Pilkada Serentak Harus Bersih dari Provokasi SARA

Jumat, 02 Februari 2018 – 02:20 WIB
Kotak suara untuk Pilkada. Ilustrasi Foto: dok.JPNN.com

jpnn.com, JAKARTA - Potensi munculnya radikalisme menjelang Pilkada Serenta 2018 sangat besar.

Selain itu, isu berbau suku, agama, ras, dan antargolongan (SARA) juga berpotensi muncul.

BACA JUGA: Jangan Gunakan Medsos untuk Sebar Isu SARA saat Pilkada

“Karena itu, pemerintah, terutama Badan Nasional Penanggulangan Terorisme (BNPT) mesti mewaspadai kemungkinan itu sedini mungkin,” ujar salah satu kelompok ahli BNPT Syaiful Bakhri, Kamis (1/2/2018).

Menurut dia, masyarakat itu terbagi dalam tiga lapisan yaitu elite, menengah, dan akar rumput (bawah).

BACA JUGA: Asah Jagoan di Pilkada, PDIP Gelar Sekolah Partai Lagi

Dari ketiga lapisan itu, lapisan akar rumput yang paling mudah terprovokasi.

Sementara itu, kalangan elite adalah kelompok yang bisa memprovokasi.

BACA JUGA: Bawaslu Cegah Isu SARA Lewat Tausiah

Di sisi lain, kelompok menengah relatif netral dan tidak terlalu mempersoalkan siapa yang mau jadi pemimpin.

“Kalangan kelas atas biasanya punya desain untuk mempertahankan posisi mereka. Caranya dengan masuk partai politik dan pergaulan elite lainnya. Meski jumlahnya sedikit, kalangan atas yang memiliki uang inilah yang bisa kerja sama atau membiayai provokator,” jelas pria yang juga rektor Universitas Muhammadiyah Jakarta (UMJ) ini.

Karena itu, dia mengajak seluruh masyarakat untuk mewaspadai terjadinya provokasi dan kampanya hitam, terutama yang mengatasnamakan SARA dalam Pilkada Serentak 2018.

Selama ini, lanjut Syaiful, Indonesia sudah berjalan dengan baik dan telah berpengalaman menjalankan pesta demokrasi terbuka, baik pilkada, pemilu legislatif, dan pemilihan presiden (Pilpres).

Berdasar pengalamannya, pada penyelenggaraan pesta demokrasi itu selalu terjadi gesekan tapi tidak menimbulkan konflik yang bersifat nasional, tapi hanya kedaerahan.

Karena itu, dia kepolisian bertugas dengan baik selama mengawal pelaksaan pesta demokrasi itu.

Selain itu, masyarakat juga harus terlibat dalam menjaga keamanan dan ketertiban.

Dengan demikian, sekecil apa pun kemungkinan terjadinya gesekan bisa diantisipasi dari tingkat paling bawah.

“Perebutan kekuasaan melalui pemilu ini kan konstitusional.
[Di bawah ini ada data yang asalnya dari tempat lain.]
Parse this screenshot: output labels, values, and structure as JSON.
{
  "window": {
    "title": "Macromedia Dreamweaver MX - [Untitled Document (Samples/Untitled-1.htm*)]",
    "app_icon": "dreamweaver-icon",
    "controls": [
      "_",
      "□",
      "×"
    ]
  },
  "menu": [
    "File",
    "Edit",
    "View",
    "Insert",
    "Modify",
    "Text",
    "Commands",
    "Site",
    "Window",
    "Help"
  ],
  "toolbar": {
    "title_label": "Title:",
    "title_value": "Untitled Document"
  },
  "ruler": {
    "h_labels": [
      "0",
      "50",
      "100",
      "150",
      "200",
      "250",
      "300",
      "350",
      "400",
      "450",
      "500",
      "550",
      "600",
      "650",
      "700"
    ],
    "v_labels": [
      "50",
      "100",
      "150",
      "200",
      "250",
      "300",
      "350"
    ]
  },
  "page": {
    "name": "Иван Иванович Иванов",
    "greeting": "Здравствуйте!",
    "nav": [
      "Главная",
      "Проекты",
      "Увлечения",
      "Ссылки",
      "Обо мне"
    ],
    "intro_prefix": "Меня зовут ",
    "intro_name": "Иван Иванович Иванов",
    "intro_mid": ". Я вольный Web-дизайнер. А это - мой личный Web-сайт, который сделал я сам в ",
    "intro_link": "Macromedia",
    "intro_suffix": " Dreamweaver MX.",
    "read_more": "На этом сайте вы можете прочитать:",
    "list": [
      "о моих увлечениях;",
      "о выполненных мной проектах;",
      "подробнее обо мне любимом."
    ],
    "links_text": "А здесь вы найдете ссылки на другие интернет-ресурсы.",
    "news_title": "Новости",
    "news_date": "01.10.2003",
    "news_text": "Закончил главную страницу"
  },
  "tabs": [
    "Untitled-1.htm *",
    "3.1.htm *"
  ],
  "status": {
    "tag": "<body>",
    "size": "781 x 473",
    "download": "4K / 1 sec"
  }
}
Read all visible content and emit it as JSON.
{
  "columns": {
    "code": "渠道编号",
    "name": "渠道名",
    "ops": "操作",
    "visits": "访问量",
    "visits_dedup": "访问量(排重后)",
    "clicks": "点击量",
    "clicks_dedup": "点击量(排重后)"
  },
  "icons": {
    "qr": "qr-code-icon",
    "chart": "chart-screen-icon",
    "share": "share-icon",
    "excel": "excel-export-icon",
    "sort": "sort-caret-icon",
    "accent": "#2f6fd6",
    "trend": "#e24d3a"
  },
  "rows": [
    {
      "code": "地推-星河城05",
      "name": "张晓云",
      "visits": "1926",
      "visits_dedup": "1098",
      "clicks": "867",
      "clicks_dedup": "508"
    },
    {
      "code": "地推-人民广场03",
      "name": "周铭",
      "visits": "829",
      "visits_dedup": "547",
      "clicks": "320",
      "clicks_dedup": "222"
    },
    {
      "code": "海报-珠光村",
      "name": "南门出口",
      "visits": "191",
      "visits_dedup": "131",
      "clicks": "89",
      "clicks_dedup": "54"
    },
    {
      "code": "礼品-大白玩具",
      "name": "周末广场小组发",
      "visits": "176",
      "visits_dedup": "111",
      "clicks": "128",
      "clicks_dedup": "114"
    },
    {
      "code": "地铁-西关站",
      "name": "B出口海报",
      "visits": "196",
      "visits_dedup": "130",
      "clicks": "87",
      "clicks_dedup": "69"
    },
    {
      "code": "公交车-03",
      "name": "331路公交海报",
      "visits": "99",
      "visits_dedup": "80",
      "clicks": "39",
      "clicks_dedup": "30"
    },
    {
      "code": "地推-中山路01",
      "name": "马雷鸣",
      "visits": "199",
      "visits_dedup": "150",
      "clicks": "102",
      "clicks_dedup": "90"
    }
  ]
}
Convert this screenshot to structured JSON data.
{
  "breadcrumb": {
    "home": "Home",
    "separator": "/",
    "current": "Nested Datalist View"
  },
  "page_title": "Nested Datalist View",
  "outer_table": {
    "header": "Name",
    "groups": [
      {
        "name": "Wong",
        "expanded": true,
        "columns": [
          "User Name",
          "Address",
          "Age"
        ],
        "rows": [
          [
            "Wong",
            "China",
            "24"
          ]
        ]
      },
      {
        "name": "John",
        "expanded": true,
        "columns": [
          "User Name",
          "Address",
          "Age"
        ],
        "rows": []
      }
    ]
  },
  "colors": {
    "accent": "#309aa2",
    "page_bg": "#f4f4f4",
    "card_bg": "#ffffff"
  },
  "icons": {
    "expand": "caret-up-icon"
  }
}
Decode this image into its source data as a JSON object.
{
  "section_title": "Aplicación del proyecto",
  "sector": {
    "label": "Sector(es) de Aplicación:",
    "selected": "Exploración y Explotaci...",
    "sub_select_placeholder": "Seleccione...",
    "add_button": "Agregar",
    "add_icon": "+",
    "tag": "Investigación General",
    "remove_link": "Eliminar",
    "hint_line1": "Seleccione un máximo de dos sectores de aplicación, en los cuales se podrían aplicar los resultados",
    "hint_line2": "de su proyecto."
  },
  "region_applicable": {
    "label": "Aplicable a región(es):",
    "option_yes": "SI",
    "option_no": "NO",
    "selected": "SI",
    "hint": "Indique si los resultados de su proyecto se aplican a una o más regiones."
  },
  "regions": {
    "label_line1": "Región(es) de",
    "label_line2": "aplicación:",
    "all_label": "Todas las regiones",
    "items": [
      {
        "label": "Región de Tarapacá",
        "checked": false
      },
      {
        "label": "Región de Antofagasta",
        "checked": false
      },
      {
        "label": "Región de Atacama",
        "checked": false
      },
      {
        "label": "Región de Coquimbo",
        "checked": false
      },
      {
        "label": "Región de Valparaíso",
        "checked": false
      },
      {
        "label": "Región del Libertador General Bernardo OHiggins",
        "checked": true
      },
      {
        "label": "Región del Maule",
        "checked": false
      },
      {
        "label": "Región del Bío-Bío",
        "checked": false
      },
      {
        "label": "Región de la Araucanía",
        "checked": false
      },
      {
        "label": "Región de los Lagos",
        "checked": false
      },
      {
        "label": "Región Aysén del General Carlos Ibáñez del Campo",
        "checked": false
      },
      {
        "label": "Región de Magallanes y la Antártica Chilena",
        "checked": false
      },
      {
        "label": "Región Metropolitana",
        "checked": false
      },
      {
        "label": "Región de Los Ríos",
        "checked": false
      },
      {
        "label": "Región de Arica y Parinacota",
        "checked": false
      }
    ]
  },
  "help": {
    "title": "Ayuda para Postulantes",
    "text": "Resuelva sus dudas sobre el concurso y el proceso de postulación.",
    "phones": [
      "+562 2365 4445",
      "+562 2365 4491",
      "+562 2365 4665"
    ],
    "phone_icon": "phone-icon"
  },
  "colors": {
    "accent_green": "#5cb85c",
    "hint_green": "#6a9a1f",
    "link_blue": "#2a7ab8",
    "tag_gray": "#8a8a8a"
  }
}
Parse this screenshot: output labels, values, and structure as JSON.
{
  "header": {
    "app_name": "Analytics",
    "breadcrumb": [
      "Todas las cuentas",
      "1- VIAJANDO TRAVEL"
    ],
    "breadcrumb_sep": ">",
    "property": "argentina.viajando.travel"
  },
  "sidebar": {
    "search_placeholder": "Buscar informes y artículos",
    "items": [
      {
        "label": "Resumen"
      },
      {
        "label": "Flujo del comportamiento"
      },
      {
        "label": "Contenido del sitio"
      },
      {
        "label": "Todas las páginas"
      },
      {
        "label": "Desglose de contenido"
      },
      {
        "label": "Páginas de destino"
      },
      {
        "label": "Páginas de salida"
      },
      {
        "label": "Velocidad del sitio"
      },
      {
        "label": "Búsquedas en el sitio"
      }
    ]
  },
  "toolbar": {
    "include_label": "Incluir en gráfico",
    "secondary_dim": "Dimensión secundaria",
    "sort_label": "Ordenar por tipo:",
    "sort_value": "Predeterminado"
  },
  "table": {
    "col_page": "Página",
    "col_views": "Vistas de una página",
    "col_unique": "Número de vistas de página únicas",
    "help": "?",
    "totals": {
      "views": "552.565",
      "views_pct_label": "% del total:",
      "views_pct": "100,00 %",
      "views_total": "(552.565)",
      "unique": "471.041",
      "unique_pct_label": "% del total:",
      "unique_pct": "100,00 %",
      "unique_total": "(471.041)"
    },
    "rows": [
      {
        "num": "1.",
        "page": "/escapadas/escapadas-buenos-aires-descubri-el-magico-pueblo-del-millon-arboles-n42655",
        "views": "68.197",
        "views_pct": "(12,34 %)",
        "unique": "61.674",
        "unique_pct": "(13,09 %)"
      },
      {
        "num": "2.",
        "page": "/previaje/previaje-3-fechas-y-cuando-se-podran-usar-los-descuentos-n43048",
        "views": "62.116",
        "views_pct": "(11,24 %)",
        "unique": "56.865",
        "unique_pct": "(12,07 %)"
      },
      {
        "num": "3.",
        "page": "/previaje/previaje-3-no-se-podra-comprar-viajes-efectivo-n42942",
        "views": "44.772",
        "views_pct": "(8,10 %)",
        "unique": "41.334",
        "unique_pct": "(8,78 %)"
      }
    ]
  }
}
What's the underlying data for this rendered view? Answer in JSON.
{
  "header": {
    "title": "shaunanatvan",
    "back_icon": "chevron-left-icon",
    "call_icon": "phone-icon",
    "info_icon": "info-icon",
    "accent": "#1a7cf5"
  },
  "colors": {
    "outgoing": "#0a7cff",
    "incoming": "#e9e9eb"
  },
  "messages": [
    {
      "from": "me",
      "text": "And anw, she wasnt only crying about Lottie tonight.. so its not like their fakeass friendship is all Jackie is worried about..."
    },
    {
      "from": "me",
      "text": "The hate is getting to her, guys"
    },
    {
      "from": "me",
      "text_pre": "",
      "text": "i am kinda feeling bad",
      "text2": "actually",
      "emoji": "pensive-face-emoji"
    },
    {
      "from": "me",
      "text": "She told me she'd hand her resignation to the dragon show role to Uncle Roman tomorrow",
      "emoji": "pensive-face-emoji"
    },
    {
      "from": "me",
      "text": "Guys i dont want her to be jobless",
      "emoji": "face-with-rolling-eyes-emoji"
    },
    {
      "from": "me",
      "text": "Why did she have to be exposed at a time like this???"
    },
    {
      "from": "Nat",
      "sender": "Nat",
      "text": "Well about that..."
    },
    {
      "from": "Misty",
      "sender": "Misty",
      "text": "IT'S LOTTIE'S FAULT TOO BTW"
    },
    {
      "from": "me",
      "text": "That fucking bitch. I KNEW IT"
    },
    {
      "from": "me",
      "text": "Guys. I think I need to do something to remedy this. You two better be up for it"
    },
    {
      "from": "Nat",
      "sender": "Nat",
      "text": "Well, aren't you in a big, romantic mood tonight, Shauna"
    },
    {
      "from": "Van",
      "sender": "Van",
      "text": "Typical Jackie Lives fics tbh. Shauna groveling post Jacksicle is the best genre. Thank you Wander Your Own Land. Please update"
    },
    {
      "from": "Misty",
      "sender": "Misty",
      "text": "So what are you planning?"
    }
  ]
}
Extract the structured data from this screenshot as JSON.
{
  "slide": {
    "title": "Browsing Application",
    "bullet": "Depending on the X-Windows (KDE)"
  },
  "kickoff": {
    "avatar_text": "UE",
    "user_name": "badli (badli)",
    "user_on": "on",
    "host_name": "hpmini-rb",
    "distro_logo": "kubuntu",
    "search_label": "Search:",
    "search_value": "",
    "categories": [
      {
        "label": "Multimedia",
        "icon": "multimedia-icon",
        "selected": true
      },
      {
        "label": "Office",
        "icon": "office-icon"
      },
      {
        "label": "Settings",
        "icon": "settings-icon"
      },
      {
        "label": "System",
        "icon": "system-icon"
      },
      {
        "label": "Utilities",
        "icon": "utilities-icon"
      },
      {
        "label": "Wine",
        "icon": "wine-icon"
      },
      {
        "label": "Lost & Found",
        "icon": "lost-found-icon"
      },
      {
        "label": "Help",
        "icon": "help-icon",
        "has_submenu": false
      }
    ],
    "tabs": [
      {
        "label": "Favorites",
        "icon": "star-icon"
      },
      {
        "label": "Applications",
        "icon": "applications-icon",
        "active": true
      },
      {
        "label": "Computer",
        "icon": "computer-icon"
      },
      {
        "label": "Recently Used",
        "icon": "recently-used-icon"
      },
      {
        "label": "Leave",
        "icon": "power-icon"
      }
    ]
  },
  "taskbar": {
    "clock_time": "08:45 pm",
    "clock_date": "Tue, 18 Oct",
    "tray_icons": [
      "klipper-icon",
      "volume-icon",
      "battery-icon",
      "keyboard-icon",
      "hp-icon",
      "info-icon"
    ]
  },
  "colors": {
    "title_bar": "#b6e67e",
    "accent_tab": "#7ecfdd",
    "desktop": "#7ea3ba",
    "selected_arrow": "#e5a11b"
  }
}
Maka, hasilnya pun konstitusional. Kalau hasilnya konstitusional maka yang kalah pasti menerimanya. Bila ada banyak catatan alasan kekalahan, maka bisa dilakukan secara konstitusional di Mahkamah Konstitusi. Kalau selesai di MK maka juga semuanya akan berakhir. Itulah ciri bahwa kewenangan konstitusional ada pada masyarakat. Saya kira masyarakat kita sudah dewasa dan memahami hal ini,” paparnya.

Mantan wakil Majelis Hukum dan HAM Pimpinan Pusat Muhammadiyah periode 2010-2015 menilai keberadaan pengamat juga bisa menjadi pemicu terjadinya keributan saat pelaksaan pemilu.

Menurut dia, banyak pengamat kadang datangnya secara mendadak dan malah tidak punya kompetensi bisa tampil di media.

Bahkan, di antara mereka kemampuan narasinya juga payah ditambah logikanya yang sempit.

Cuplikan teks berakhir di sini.